The third mission tasks you with the interesting new victory condition called Seals of Power. These locations act as a King of the Hill style game mode as you must hold them and accumulate charges each turn while your opponents attempt to do the same. Oh and it also spawns powerful units that frequently attack the army that’s on the seal. It wasn’t particularly revolutionary, and sometimes it is just easier to kill your opponents the old-fashioned way, but I definitely appreciate more avenues of winning. The two new scenarios (which offer single and multiplayer) also feature the Seals of Power – and there are always less seals than players.
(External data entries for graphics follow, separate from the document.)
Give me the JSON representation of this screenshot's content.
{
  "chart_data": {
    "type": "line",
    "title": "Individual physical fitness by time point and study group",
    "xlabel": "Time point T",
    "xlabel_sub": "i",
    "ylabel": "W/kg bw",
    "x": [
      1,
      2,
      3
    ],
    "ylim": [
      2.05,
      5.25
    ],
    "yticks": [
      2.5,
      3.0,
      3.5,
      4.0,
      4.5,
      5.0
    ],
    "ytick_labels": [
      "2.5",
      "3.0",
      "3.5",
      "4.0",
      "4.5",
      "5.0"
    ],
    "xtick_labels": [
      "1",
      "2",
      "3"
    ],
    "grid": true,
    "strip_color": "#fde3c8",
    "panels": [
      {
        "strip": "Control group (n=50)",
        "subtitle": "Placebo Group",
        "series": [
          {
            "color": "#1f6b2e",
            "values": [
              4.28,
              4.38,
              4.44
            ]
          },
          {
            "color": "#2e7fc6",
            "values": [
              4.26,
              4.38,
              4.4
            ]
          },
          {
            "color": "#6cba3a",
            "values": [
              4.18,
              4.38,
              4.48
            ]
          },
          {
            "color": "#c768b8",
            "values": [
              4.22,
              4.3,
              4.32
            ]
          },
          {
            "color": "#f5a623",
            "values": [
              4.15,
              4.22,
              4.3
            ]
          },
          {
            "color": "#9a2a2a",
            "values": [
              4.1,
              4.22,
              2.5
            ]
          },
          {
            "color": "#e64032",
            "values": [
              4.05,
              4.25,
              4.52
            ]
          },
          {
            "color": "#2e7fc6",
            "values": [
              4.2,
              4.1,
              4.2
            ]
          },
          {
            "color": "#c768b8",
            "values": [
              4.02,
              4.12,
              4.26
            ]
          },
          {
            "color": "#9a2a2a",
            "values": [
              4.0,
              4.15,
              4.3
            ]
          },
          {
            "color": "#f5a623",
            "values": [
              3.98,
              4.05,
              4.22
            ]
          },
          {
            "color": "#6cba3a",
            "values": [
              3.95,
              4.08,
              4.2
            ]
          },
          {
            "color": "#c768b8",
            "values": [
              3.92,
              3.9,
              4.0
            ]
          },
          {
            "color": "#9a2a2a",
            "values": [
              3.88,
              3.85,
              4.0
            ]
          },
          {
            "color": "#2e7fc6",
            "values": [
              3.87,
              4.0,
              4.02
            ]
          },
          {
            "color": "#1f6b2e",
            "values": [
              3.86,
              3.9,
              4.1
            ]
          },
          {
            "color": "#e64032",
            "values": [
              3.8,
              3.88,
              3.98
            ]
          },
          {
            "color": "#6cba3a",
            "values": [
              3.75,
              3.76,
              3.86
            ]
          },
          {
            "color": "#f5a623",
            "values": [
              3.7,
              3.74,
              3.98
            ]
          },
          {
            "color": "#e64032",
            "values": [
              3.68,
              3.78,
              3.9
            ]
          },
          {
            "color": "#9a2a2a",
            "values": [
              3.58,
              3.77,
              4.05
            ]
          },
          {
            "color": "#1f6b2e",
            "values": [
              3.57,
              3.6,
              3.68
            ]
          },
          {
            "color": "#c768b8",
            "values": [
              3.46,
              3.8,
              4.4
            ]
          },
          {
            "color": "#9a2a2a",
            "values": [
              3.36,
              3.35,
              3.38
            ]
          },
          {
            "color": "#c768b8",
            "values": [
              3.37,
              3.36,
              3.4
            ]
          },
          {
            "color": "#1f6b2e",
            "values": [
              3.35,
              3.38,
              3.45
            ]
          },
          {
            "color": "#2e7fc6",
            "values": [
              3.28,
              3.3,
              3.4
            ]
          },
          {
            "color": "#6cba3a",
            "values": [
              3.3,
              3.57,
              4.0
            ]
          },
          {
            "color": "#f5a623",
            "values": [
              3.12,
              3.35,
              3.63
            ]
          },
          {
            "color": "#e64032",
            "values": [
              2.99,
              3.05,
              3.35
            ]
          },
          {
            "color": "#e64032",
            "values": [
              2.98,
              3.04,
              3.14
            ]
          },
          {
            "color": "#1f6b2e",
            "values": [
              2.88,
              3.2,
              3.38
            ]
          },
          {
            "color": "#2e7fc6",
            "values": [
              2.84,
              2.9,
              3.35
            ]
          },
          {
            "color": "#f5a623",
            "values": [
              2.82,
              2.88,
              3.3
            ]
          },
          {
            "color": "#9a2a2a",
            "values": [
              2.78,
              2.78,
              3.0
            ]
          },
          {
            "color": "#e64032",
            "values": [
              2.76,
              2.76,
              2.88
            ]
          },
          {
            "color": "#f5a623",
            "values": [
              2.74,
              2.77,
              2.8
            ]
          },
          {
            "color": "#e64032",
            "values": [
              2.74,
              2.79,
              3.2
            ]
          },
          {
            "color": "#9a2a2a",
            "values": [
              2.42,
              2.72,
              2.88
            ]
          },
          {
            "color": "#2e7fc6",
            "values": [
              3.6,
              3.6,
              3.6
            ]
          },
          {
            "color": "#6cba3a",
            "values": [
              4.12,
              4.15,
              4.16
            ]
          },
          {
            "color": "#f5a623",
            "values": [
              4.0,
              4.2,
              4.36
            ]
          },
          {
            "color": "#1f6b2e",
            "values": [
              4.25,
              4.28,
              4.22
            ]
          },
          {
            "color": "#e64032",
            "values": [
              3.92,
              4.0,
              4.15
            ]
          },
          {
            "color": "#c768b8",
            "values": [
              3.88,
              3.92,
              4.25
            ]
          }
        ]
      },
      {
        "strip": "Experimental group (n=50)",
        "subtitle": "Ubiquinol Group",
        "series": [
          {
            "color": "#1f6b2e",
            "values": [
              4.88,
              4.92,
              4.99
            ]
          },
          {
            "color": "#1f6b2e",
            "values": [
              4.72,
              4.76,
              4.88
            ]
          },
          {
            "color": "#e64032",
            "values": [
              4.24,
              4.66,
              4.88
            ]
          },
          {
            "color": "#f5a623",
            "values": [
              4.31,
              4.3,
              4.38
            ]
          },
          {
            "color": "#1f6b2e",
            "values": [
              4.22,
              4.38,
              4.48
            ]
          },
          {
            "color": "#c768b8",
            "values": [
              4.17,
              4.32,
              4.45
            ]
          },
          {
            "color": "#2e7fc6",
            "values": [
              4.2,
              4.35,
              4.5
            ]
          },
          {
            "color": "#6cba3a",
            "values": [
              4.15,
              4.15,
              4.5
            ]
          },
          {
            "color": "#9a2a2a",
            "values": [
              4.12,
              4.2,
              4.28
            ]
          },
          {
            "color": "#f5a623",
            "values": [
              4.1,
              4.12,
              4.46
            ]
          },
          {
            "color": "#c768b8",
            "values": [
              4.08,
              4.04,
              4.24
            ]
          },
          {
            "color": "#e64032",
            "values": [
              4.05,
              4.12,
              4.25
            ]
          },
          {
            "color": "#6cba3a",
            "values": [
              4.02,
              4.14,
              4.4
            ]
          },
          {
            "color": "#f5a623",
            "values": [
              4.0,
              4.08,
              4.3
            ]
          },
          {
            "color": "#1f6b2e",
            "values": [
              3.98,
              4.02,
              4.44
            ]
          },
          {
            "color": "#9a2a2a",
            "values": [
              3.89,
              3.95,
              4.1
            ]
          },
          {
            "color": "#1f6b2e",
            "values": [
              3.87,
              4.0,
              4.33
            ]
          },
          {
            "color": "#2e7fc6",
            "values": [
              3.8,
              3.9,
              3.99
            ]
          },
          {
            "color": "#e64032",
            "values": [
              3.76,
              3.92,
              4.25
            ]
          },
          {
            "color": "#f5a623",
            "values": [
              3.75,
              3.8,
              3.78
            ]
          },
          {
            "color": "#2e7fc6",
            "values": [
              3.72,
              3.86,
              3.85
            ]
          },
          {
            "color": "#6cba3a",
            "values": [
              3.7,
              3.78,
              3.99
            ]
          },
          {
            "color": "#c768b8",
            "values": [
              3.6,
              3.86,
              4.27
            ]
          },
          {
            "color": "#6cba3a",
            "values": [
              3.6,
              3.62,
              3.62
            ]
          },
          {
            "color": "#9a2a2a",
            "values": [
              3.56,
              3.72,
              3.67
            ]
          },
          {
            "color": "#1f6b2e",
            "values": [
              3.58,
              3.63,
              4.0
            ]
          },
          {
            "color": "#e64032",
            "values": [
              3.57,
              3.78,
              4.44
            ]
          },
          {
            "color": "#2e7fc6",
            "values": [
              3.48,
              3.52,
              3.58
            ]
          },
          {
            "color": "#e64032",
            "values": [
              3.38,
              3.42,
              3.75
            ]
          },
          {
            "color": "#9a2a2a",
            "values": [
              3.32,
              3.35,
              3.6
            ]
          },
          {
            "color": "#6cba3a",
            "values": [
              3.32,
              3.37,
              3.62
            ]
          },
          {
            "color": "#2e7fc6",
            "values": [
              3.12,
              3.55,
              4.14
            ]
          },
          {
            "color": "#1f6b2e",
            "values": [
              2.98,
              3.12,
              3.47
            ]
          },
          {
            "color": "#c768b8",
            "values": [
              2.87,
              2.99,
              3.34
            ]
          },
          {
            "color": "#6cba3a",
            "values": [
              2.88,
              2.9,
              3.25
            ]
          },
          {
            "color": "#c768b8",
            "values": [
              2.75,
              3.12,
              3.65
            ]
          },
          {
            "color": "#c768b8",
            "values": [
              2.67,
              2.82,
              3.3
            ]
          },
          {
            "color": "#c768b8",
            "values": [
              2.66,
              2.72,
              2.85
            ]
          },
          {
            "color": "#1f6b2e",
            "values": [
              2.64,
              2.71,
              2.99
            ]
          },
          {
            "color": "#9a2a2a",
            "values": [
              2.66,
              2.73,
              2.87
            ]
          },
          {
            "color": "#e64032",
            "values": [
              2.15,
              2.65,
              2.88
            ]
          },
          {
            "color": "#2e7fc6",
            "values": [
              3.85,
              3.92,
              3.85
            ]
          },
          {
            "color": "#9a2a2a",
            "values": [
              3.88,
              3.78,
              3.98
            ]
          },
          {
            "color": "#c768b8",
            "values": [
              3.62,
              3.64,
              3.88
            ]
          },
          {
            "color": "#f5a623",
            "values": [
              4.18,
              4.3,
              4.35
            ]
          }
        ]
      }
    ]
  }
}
Golden Realms also adds lots of little things that fit in nicely to every game of Age of Wonders III. The Wild Magic spell school (which you being with in the second campaign map) provides a bit of fun gambling, from summoning random elementals to swapping units around the battlefield. Never before I have cast a spell and held my breath with anticipation. New units, mostly neutral animals, are a welcome though not crazy exciting addition. Elephants are great and all, but this is a world of dragons and Ethereal Horrors! The powerful new hero items were generally all awesome, however. I found a helmet (okay, it was a tiara) that gave me a few stat boosts as well as a crazy powerful new cone attack called the Siren’s Call, giving my low level hero a huge boost in killing power.

golden realms

 

 

Golden Realms won’t win over any new converts to turn-based strategy gaming but as an expansion it easily succeeds on all levels. The new campaign is fun (though very difficult) and great at showing off new content, naval warfare is greatly expanded (and the new maps have plenty of it) and the expected crop of new units, items and features integrate smoothly into the main game. Age of Wonders III was already one of my all time favorite turn-based strategy games, and Golden Realms makes it even better.